Eflâtun, ruhla ilgili olanı, iç çeşit kuvvetin varlığına işaret eder. Ruh, birlikli ve tek, bir bütün olmayıp, üç bölümden meydana gelmiştir. Ruhun, bir düşünen yönü vardır ki, bu akıldır. Sonra ruhun, iradeyi meydana getiren ve nihayet ilcalardan ibaret olan iki yönü daha vardır. Ruhun ilcalardan meydana gelen bölümü, bir takım şiddetli isteklerle belirir. İçgüdülerin kandırılmasını isteyerek ruhu işkenceye düşürür. Ancak, ruhun bu aşağı kuvvetleri karşısında, düşünceye dayanan üstün bölümü, yani akıl, kendisini gösterir. Akıl, çok kere, iradenin de yardımı ile içgüdülere hâkim olur. Her hangi bir şeye karşı, kuvvetli bir istek duyan kimsenin, bu isteği yenebilmesi, aklın gücünü gösterir. Akıl, her vakit, içgüdülerin zorlayışına karşı koymalı, sürükleyişine gem vurmalıdır.

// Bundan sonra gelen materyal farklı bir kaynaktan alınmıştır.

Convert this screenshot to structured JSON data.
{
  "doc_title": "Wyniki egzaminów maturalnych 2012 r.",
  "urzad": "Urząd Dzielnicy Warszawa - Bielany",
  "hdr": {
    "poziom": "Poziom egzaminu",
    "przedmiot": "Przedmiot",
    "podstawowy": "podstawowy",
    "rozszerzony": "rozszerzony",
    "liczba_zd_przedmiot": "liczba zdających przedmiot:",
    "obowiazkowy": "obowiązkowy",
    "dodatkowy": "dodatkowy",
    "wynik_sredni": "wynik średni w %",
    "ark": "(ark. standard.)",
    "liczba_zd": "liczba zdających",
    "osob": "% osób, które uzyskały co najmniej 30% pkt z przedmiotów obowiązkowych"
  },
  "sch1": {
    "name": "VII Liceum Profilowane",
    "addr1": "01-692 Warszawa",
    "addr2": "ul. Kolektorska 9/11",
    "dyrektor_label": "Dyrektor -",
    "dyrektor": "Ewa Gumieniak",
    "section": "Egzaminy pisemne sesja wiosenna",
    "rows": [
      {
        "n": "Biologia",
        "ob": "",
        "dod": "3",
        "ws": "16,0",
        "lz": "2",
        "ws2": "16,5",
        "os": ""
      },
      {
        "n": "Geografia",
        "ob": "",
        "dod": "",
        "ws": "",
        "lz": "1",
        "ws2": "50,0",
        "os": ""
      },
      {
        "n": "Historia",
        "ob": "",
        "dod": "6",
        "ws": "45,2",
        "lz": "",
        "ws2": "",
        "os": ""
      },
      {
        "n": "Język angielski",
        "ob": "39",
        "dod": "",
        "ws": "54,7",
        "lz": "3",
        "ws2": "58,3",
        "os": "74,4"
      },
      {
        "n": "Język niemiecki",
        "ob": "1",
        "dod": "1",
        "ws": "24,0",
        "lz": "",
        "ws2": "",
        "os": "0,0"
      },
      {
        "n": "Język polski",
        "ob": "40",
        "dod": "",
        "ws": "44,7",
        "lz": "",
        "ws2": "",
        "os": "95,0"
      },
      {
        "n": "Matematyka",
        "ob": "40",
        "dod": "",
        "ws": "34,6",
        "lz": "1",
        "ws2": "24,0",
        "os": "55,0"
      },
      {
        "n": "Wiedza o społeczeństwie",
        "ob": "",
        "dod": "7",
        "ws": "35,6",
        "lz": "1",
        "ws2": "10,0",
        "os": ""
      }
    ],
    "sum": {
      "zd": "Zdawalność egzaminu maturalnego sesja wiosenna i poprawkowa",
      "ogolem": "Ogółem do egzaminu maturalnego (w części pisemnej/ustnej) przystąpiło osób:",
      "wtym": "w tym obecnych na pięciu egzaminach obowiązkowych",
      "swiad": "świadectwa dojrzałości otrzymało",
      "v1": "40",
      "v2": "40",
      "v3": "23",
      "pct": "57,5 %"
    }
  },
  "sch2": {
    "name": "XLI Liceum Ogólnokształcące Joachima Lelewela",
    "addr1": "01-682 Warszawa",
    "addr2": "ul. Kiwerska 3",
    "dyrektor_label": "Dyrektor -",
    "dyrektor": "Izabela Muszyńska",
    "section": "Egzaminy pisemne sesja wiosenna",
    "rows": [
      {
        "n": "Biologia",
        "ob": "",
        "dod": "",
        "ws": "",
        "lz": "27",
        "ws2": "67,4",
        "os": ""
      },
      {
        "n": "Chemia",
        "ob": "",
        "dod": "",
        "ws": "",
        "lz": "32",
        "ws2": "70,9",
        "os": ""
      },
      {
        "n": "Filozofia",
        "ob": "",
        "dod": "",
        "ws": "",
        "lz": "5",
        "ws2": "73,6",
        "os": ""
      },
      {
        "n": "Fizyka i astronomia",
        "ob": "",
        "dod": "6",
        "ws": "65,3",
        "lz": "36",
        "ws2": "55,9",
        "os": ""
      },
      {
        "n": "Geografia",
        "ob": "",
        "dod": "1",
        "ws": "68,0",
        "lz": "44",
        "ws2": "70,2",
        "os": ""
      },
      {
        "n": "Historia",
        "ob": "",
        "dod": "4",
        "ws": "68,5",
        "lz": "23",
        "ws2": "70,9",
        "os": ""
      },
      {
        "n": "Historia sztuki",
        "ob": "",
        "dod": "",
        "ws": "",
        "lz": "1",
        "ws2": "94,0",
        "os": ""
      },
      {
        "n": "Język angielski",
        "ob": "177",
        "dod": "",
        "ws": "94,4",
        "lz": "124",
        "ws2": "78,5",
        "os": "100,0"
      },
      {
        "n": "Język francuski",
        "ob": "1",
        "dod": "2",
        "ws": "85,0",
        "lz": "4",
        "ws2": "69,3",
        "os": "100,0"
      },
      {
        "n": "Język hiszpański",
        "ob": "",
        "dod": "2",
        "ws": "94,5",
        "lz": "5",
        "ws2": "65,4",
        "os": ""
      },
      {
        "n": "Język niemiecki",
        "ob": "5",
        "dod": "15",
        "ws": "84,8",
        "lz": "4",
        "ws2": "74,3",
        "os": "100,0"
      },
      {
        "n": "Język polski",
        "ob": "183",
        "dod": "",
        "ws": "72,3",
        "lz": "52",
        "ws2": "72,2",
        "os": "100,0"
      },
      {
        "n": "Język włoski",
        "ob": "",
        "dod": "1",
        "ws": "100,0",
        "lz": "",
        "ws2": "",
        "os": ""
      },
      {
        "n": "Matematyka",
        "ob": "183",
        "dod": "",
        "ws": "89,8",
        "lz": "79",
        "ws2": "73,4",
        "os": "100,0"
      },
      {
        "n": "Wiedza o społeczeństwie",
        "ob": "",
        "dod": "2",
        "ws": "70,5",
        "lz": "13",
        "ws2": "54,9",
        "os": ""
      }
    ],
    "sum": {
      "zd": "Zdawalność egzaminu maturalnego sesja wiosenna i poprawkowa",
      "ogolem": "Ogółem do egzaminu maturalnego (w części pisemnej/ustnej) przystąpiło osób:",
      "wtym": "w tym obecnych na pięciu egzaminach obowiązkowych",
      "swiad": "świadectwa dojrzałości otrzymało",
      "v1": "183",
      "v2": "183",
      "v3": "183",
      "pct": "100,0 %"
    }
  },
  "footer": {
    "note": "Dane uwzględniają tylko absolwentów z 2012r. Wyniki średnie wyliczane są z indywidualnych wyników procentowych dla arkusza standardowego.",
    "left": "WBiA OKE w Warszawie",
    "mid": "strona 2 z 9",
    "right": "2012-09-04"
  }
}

İradeye gelince, bu hem, içgüdülerden, hem de akıldan ayrı olan bir kuvvettir. Ruhun, insanı her vakit artları sıra bir takım aşırı istekler peşinde sürükleyen aşağılık kuvvetleri, vücudun, aşağı kısmında toplanmışlardır.

Bunlardan daha üstün bir kuvvet olan irade, insanın göğsünde, yüreğinde yer alır. Nihayet, iradeye de hâkim olan en üstün kuvvet, yani akıl da insan başında bulunur. Eflâtun psikolojisinde etik görüş ağır basar. Çünkü ona göre, ruhun gerçekten değerli olan bölümü, hem iradeye, hem de içgüdülere hâkim olan akıldır.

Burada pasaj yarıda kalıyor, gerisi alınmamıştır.